Terkait momen saling
memegang tangan yang sempat terlihat, dijelaskan sebagai simbol penyelesaian
secara kekeluargaan dalam bentuk saling memaafkan di hadapan atasan dan rekan
kerja. Dalam surat itu ditegaskan, tindakan tersebut tidak bersifat pribadi
serta tidak melanggar norma hukum maupun etika jabatan.
Namun, penjelasan
tersebut dinilai belum menguraikan secara detail apa yang dimaksud dengan
“permasalahan pribadi”, sehingga menimbulkan pertanyaan di tengah publik.
Bantah
Isu Penguncian Ruangan
Pada poin kedua,
Mutabah juga membantah adanya penguncian ruangan secara tertutup selama kurang
lebih dua jam seperti yang beredar. Disebutkan bahwa kegiatan pembinaan
dilakukan secara terbuka dan terpantau oleh atasan serta pihak lain, serta
tidak terdapat pelanggaran tata tertib kedinasan.
Soal
Perjalanan Dinas
Dalam poin ketiga,
dibantah pula tudingan bahwa pegawai PPPK tersebut sering diajak secara khusus
dalam perjalanan dinas luar daerah. Penugasan perjalanan dinas, menurut
klarifikasi, dilakukan berdasarkan kebutuhan organisasi, ketersediaan anggaran,
serta prinsip efisiensi, transparansi, dan keadilan. Pelaksanaannya disebut dilakukan
secara bergantian sesuai ketentuan yang berlaku tanpa pelanggaran administratif
maupun penyalahgunaan kewenangan.
Desakan
Pemeriksaan
Meski telah ada
klarifikasi tertulis, isu ini disebut menjadi perbincangan di kalangan ASN dan
pegawai PPPK di lingkungan Sekretariat DPRD Kabupaten Banyuasin. Sejumlah pihak
mendorong agar persoalan ini ditindaklanjuti secara objektif oleh pemerintah
daerah.
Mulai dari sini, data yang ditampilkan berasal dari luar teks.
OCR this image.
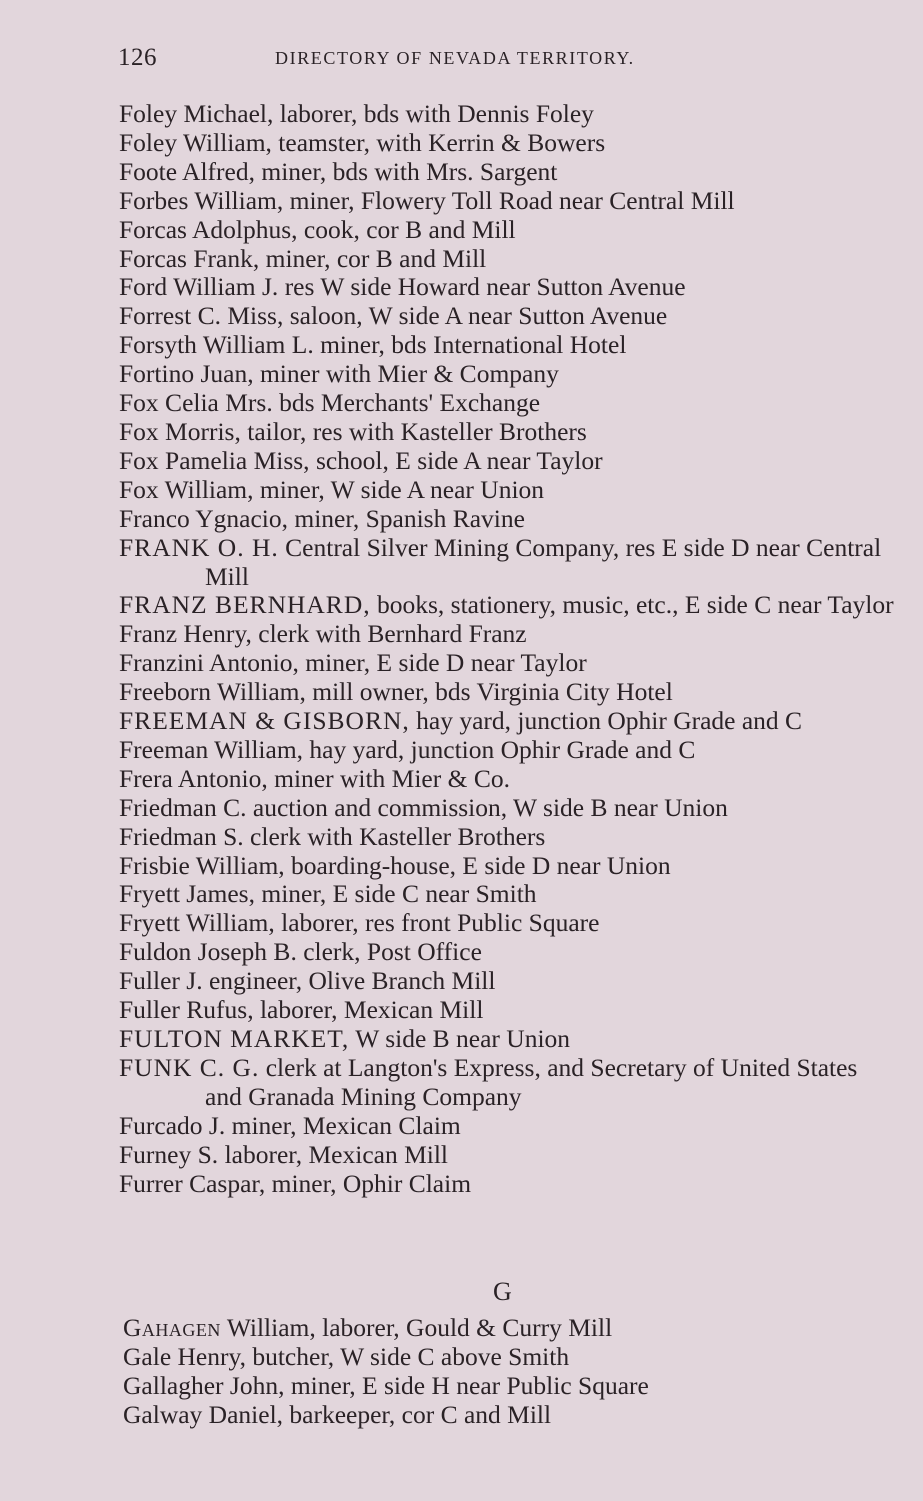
126	DIRECTORY OF NEVADA TERRITORY.
Foley Michael, laborer, bds with Dennis Foley
Foley William, teamster, with Kerrin & Bowers
Foote Alfred, miner, bds with Mrs. Sargent
Forbes William, miner, Flowery Toll Road near Central Mill
Forcas Adolphus, cook, cor B and Mill
Forcas Frank, miner, cor B and Mill
Ford William J. res W side Howard near Sutton Avenue
Forrest C. Miss, saloon, W side A near Sutton Avenue
Forsyth William L. miner, bds International Hotel
Fortino Juan, miner with Mier & Company
Fox Celia Mrs. bds Merchants' Exchange
Fox Morris, tailor, res with Kasteller Brothers
Fox Pamelia Miss, school, E side A near Taylor
Fox William, miner, W side A near Union
Franco Ygnacio, miner, Spanish Ravine
FRANK O. H. Central Silver Mining Company, res E side D near Central Mill
FRANZ BERNHARD, books, stationery, music, etc., E side C near Taylor
Franz Henry, clerk with Bernhard Franz
Franzini Antonio, miner, E side D near Taylor
Freeborn William, mill owner, bds Virginia City Hotel
FREEMAN & GISBORN, hay yard, junction Ophir Grade and C
Freeman William, hay yard, junction Ophir Grade and C
Frera Antonio, miner with Mier & Co.
Friedman C. auction and commission, W side B near Union
Friedman S. clerk with Kasteller Brothers
Frisbie William, boarding-house, E side D near Union
Fryett James, miner, E side C near Smith
Fryett William, laborer, res front Public Square
Fuldon Joseph B. clerk, Post Office
Fuller J. engineer, Olive Branch Mill
Fuller Rufus, laborer, Mexican Mill
FULTON MARKET, W side B near Union
FUNK C. G. clerk at Langton's Express, and Secretary of United States and Granada Mining Company
Furcado J. miner, Mexican Claim
Furney S. laborer, Mexican Mill
Furrer Caspar, miner, Ophir Claim
G
Gahagen William, laborer, Gould & Curry Mill
Gale Henry, butcher, W side C above Smith
Gallagher John, miner, E side H near Public Square
Galway Daniel, barkeeper, cor C and Mill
Askolani selaku Bupati Kabupaten Banyuasin dinilai perlu memanggil
pihak terkait guna memastikan kebenaran informasi yang berkembang.
Selain itu, Inspektorat
Kabupaten Banyuasin juga didesak untuk melakukan pemeriksaan administratif
terhadap jadwal serta pelaksanaan perjalanan dinas yang bersangkutan guna
memastikan tidak terjadi penyalahgunaan kewenangan. Hingga berita ini
ditayangkan, polemik tersebut masih menjadi perhatian publik dan menunggu
langkah resmi dari pemerintah daerah.